Whether you or I decide to have the test at the moment is, fortunately, academic. More research work will need to be done before it becomes generally available. The breakthrough study by Georgetown University in Washington was small. Researchers followed 525 healthy men and women aged over 70 for five years. They analysed blood samples from 53 who developed dementia against 53 who remained cognitively normal. Biomarkers in the blood predicted with 90% accuracy those who developed Alzheimer's disease.
A larger clinical trial will be needed. But, if the findings are replicated with larger numbers, a blood test for all is just a matter of time. It has clear advantages from the point of clinical research. The earlier the disease can be detected, the better we will understand its causes and the more chance there will be of finding better treatments; perhaps, even a means of preventing its onset, or a cure.
On the other hand, when the test becomes available and before the discovery of a cure, many thousands might be sentenced to three extra years of fearful suffering. Certainly, they will have time to make financial decisions, organize a will, communicate with their loved ones and decide on their future care.
They will have time to see and do what is important to them before the nerve cells in their temporal lobes start to die.

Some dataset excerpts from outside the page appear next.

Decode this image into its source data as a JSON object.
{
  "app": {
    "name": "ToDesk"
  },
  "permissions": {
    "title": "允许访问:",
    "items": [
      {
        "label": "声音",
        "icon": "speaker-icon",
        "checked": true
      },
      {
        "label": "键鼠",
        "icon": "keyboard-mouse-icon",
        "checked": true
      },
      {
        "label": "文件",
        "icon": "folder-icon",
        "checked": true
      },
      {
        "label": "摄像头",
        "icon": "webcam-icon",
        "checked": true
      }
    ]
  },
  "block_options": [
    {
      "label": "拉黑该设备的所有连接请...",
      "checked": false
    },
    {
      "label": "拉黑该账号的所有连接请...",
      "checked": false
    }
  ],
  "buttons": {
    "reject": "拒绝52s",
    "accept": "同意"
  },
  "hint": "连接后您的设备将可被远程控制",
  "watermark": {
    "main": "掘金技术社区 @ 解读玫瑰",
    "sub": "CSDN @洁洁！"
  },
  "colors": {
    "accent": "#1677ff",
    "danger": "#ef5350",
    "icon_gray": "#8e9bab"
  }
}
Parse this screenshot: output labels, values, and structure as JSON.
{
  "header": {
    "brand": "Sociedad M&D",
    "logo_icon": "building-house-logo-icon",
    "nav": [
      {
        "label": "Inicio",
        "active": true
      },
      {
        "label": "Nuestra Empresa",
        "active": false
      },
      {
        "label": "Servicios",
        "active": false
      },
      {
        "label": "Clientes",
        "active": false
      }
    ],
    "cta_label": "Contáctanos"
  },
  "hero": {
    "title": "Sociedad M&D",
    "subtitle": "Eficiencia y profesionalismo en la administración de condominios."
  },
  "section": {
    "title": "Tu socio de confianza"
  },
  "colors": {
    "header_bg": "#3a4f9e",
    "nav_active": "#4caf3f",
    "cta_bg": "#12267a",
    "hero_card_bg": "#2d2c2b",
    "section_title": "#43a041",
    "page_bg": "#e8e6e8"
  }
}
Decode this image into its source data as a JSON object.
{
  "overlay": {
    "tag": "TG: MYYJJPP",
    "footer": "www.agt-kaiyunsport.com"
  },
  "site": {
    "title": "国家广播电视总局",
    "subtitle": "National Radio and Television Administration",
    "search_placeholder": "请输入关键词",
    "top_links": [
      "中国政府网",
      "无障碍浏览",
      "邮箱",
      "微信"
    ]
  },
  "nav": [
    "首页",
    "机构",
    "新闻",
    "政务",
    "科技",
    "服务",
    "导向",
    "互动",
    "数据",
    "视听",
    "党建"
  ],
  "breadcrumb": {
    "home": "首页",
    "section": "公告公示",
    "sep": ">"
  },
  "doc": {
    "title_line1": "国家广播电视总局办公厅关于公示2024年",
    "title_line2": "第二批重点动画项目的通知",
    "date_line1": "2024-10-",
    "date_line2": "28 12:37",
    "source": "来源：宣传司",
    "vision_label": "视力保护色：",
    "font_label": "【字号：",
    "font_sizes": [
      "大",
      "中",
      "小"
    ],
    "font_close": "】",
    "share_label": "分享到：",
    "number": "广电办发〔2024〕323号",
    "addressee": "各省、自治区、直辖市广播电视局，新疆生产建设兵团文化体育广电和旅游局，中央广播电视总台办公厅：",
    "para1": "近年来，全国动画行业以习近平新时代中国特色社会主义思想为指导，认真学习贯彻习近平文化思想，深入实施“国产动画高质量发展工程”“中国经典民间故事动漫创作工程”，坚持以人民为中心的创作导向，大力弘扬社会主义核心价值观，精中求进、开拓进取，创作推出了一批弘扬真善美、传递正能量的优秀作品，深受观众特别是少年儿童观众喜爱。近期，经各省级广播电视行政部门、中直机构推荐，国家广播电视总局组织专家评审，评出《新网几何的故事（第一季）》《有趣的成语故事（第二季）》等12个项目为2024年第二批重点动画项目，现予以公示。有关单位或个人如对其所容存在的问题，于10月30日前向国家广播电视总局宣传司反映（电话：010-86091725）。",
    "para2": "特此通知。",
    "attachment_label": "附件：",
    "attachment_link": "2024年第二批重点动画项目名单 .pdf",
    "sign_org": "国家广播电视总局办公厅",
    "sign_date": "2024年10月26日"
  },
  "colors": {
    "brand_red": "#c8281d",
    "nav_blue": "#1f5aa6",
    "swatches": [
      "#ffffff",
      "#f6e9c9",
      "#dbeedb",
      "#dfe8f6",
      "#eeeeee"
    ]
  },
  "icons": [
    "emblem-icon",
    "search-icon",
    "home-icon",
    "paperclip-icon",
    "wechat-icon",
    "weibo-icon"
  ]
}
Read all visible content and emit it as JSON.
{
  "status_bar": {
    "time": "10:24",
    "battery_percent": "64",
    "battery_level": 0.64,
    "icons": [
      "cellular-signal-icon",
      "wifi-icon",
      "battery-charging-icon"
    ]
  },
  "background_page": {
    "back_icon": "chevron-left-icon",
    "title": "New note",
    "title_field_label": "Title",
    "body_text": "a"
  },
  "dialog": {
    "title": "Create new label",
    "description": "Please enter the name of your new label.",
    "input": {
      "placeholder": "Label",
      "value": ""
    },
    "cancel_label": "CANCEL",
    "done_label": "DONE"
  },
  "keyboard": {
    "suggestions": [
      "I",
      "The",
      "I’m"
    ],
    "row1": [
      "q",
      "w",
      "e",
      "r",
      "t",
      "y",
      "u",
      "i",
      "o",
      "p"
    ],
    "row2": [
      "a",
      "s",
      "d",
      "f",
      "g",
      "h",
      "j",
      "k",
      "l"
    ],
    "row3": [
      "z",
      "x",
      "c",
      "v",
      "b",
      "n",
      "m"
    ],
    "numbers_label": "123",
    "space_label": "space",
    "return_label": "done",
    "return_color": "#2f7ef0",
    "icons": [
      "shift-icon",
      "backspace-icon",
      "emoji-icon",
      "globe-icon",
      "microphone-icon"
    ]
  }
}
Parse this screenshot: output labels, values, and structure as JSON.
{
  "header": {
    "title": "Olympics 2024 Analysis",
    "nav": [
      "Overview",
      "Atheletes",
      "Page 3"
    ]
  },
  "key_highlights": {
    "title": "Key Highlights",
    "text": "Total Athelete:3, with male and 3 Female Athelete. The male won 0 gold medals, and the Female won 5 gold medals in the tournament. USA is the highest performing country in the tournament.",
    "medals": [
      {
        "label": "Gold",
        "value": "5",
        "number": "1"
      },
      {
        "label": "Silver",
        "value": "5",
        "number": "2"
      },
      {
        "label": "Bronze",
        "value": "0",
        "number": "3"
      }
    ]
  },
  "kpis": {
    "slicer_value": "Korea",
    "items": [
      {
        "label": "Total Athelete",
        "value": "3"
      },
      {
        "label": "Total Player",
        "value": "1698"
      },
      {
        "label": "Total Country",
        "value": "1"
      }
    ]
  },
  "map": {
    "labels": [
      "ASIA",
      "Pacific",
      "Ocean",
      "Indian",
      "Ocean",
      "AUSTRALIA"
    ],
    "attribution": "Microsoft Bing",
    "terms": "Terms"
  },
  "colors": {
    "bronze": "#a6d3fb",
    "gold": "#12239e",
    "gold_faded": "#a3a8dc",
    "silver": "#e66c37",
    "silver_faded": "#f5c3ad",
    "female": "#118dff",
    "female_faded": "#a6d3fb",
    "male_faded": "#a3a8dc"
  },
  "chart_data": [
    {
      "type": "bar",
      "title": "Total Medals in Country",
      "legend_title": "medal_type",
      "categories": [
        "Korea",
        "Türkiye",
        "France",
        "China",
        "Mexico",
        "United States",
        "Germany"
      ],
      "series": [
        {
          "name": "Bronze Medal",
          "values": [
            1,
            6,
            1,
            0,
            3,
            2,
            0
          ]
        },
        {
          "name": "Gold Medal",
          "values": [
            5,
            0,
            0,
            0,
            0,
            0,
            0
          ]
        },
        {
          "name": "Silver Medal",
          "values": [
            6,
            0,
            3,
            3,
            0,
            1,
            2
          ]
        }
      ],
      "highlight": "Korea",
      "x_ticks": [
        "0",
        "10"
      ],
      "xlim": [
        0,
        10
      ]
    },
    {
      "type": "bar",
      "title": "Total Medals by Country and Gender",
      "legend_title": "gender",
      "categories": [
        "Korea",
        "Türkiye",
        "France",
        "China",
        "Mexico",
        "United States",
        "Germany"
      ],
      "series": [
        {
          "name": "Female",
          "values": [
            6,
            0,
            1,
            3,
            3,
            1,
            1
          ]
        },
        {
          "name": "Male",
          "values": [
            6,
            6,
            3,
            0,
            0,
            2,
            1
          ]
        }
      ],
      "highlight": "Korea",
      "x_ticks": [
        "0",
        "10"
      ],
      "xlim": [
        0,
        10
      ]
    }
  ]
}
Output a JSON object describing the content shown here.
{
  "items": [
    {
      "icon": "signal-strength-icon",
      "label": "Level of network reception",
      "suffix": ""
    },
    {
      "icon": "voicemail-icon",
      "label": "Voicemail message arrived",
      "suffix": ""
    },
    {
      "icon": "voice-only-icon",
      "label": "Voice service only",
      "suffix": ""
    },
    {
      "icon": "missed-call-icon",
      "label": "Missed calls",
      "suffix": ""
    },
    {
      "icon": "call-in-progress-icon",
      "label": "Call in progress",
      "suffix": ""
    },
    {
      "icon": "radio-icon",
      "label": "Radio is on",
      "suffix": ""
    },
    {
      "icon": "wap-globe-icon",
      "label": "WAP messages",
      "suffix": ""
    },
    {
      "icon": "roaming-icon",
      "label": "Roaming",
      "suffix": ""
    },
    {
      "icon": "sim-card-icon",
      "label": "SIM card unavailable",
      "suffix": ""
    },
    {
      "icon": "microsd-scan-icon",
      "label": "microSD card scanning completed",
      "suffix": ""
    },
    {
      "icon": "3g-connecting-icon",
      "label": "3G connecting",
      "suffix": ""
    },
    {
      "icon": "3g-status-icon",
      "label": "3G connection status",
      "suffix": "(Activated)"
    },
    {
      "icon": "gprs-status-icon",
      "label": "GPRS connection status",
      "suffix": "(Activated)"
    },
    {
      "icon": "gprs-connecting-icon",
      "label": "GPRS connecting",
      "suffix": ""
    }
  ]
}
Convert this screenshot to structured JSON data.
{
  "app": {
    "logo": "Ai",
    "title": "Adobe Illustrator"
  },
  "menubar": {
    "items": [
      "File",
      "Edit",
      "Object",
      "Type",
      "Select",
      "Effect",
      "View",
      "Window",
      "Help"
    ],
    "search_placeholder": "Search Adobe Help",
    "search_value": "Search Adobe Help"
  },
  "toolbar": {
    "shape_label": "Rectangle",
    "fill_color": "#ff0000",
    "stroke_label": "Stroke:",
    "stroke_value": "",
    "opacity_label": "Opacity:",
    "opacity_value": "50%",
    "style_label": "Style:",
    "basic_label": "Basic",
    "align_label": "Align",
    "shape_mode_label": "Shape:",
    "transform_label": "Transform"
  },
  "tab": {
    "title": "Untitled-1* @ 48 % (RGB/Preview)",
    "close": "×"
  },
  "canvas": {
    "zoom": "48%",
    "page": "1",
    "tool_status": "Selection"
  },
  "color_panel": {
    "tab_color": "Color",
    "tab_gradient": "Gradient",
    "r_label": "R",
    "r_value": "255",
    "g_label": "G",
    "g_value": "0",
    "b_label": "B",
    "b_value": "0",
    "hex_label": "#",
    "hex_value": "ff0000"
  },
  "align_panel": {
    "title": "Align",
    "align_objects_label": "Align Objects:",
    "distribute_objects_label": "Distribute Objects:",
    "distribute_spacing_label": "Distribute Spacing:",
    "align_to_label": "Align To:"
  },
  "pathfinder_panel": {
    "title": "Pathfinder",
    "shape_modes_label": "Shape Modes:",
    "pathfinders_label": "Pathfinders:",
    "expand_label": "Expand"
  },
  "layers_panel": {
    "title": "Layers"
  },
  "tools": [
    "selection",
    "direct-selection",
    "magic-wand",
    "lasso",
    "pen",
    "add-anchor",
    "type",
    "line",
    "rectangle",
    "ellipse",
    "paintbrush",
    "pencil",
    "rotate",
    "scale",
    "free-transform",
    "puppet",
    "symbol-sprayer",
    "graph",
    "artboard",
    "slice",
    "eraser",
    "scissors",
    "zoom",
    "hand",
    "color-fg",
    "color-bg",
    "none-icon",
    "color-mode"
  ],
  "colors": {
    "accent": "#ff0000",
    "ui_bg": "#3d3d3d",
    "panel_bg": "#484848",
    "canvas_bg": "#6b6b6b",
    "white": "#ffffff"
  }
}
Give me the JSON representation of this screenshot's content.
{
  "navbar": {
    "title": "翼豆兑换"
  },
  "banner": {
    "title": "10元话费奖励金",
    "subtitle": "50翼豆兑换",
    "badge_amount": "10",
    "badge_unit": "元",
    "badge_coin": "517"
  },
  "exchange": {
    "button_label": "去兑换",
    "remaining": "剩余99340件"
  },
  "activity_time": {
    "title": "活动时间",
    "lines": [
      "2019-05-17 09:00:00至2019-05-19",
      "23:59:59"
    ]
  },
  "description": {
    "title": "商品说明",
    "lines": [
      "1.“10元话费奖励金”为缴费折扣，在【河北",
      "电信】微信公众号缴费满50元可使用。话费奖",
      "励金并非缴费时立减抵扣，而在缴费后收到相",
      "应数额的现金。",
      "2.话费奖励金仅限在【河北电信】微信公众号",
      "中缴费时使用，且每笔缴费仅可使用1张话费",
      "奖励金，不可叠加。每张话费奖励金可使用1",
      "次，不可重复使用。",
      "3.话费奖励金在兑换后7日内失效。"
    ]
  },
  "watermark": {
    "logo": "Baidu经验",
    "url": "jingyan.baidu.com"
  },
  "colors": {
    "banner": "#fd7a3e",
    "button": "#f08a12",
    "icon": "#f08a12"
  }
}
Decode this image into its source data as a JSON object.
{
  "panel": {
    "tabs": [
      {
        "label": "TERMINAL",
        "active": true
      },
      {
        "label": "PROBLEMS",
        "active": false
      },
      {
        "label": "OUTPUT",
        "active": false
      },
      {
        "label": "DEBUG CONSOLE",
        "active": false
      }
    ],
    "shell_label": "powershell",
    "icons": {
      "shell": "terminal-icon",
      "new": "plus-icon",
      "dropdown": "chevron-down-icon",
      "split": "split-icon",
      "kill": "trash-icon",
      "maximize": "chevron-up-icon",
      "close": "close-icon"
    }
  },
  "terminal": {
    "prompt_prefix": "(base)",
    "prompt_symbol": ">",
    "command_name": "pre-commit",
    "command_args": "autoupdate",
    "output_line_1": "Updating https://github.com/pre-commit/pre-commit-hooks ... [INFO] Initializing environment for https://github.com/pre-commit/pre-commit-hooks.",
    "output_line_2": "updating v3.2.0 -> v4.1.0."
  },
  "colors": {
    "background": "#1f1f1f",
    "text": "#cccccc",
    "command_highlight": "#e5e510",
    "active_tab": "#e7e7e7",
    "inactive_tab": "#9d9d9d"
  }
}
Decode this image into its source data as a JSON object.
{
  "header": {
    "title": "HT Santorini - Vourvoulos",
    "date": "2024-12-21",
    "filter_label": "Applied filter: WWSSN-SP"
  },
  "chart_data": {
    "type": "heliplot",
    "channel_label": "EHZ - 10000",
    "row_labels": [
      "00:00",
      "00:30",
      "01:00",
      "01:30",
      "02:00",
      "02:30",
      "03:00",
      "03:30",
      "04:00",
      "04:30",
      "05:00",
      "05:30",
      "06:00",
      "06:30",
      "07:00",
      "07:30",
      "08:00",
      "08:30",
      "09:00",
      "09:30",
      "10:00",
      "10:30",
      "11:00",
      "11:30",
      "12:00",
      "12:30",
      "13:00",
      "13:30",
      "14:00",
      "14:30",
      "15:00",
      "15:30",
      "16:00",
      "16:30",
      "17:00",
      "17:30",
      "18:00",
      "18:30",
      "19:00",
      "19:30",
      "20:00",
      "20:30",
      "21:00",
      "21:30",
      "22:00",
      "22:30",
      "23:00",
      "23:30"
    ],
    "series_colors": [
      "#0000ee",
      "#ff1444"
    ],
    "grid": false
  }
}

Or maybe they won't. Might they be so overwhelmed by the prospect facing them that they are unable to enjoy the healthy life they have left? I wonder.
Once we are able to take the test, will it remain voluntary? The health costs of the diagnosis are high so will insurance companies make the test a prerequisite of taking out a policy?
Another worry: it has a 10% inaccuracy rate. What if we were to get a false prediction? Would those of us of an imaginative bent develop imaginary symptoms? Might some become suicidal? There is a sense here that we might be offered more knowledge than we can bear.
The drugs currently available work best if given early. They can reduce symptoms but do not slow the disease's progression. However, the Americans plan a further study in which people at high risk of developing the disease will be offered experimental treatments which, it is hoped, will delay or prevent the disease.
We can hope and pray for a breakthrough before the blood test becomes available. But if that does not happen so neatly, on reflection I think I would take the test despite my fears. I would take it because it would seem self-centred to a fault to decline it while knowing that the wider the knowledge base, the greater the research material, the better the possibility of treatment, of prevention. The more of us who have the blood test when it is available, the quicker that will come about.
Yes, I know I might have to spend three years confronting a fate I would shrink from. But along the way I'll have the small but comforting consolation that, for once, I've done the right thing. If I'm unfortunate enough to be told my test is positive I will keep it to myself. It's not a burden I would wish my family to share or to see any of them make decisions about their lives in preparation for my decline. I will instead cling to the hope that I am one of the 10% who was wrongly diagnosed.